Here are five ways to help keep your community’s sewer systems clear and active.
- Scrape hardened cooking grease and oils into the trash can for proper disposal. Accumulated grease in pipes can cause sewer overflows, backups and expensive damage to wastewater facilities.
- Throw “flushable” wipes, cotton pads and swabs, facial tissues, or other personal hygiene items in the trash. Do not flush these items down the toilet. Accumulated personal hygiene products can cause sewer overflows, backups and expensive damage to wastewater facilities.
- Toss eggshells, coffee grounds, any non-organic materials in the trash. Do not put these items down the garbage disposal or the sink drain.

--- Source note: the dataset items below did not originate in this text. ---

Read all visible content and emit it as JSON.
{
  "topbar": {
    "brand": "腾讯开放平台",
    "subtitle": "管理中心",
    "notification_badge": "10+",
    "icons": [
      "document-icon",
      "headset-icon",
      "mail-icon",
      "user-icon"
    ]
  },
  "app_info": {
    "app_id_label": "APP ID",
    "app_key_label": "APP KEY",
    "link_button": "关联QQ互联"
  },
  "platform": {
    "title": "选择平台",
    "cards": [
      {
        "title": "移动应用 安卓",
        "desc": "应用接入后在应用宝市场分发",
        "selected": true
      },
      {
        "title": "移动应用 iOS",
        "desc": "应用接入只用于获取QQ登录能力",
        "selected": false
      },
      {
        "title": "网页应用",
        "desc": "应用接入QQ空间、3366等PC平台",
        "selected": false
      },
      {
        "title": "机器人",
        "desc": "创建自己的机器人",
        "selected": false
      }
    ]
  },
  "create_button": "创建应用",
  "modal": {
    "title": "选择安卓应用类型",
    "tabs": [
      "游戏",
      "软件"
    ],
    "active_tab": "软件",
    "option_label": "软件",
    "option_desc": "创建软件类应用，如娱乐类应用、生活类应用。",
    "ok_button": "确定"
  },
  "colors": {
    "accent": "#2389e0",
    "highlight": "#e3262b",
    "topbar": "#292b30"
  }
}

- Keep medicines out of the water system. Dispose of unused prescription and over-the-counter medications at a community household hazardous waste collection site. Alternatively, throw them in the trash mixed with coffee grounds, kitty litter or in a sealed container.
- Dispose of hazardous waste properly. Hazardous waste includes items such as household chemicals, cleaning paint, cement, stucco, or pool grout. Do no flush these items or rinse them down any water drain.
Remember that everything customers flush down their toilets and rinse down drains travels to a wastewater treatment plant and in some cases, is recycled and sent to golf courses for irrigation use. Limiting what you put down the drain is the easiest way to help keep the sewer system clean and active.